Un détachement de Lettons à Moscou |
Malgré
la prise du pouvoir par Lénine, l'état de guerre perdure encore
officiellement entre la Russie et les Empires centraux. Dans la
partie de la Lettonie non occupée par les Allemands s'est formé un
gouvernement soviétique, dominé par les bolcheviks, nommé la
République d'Iskolat, et qui peut s'appuyer sur une partie des
régiments lettons qui y sont restés stationner. Mais la situation
reste instable et quand, lors des négociations de Brest-Litovsk
entre Allemands et Soviétiques, ces derniers refusent les conditions
allemandes, les troupes du Kaiser passent à l'attaque. Elles
prennent Daugavpils puis Valka le 22 février. Les régiments lettons
reculent, les 7° et 8° réussissant à échapper à l'encerclement
en quittant Pskov le 25 février. Quand la paix est enfin signée,
l'Iskolat a disparu et la Lettonie dans son entier devient un
protectorat allemand. La situation se fige, les bolcheviks sont
incapables de remettre en cause la domination allemande sur les pays
baltes d'autant qu'à l'intérieur de la Russie la situation se
dégrade.
La
paix de Brest-Litovsk provoque la colère des
socialistes-révolutionnaires de gauche jusque-là alliés des
bolcheviks. Soucieux de reprendre la guerre, ils n'hésitent pas à
utiliser le terrorisme et organisent un coup d'État pour chasser les
bolcheviks.

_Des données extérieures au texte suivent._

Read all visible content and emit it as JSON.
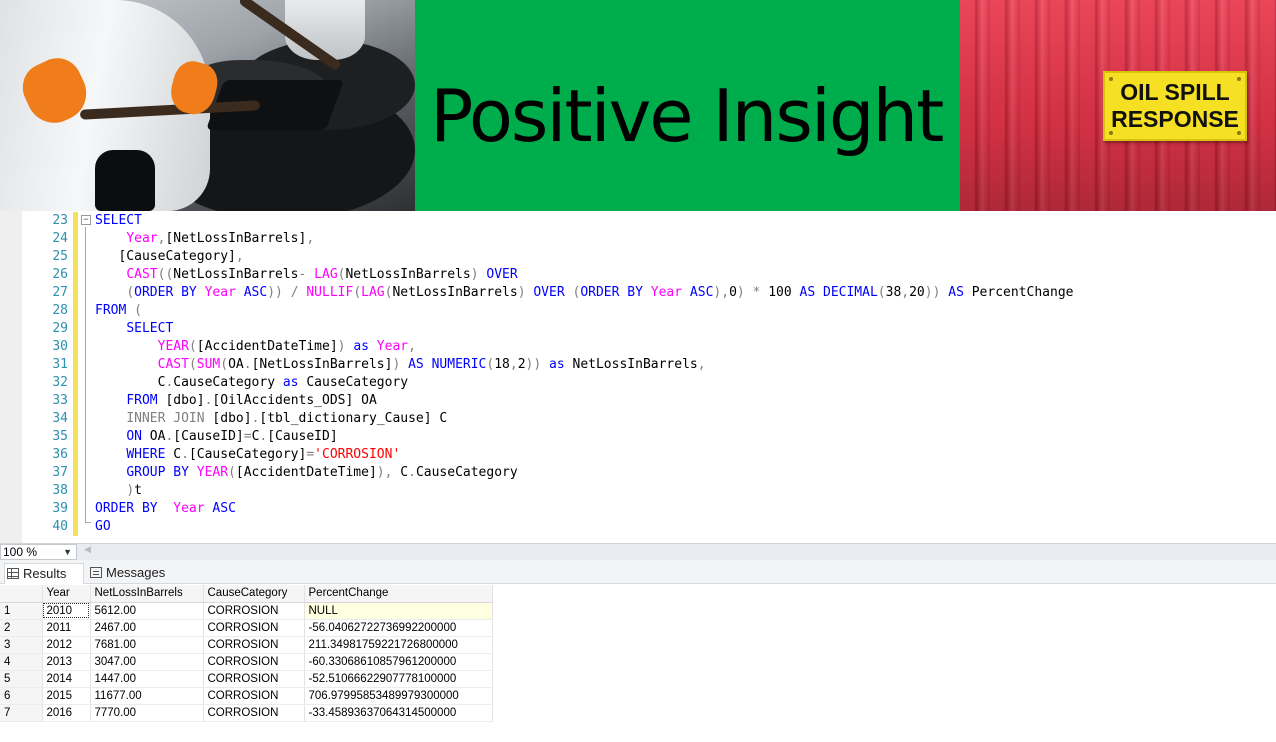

Le 6 juillet, ils tentent de s'emparer de Moscou et
marchent sur le Kremlin protégé par le 9° régiment letton. La
plupart des unités de gardes rouges préfèrent rester neutre. Seuls
les Lettons défendent les bolcheviks. Lénine nomme alors Vacietis
commandant des forces bolcheviques de Moscou. Ce dernier fait entrer
les 1°, 2° et 3° régiments dans Moscou durant la nuit et les
lance dans une contre-attaque le matin du 7. Un détachement
d'artillerie letton commandé par Eduard Berzin bombarde alors le
quartier général des SR de gauche dont le coup a échoué. Moscou
reste aux bolcheviks. A Petrograd la révolte est matée par les 6°
et 7° régiments lettons. Ces régiments participent ensuite à la
prise de Iaroslav le 21 juillet, la ville étant entre les mains du
SR Boris Savinkov. Après la prise de la ville il semble que les
fusiliers ont participé aux exécutions massives orchestrées alors
par la Tchéka. Cet épisode va durablement entacher la mémoire des
fusiliers. Mais une fois encore ils ont sauvé le pouvoir bolchevik.
Malgré
l'écrasement du soulèvement des SR de gauche, les forces
anti-bolcheviques se renforcent et s'organisent dans toute la Russie
donnant le signal au déclenchement d'une guerre civile impitoyable.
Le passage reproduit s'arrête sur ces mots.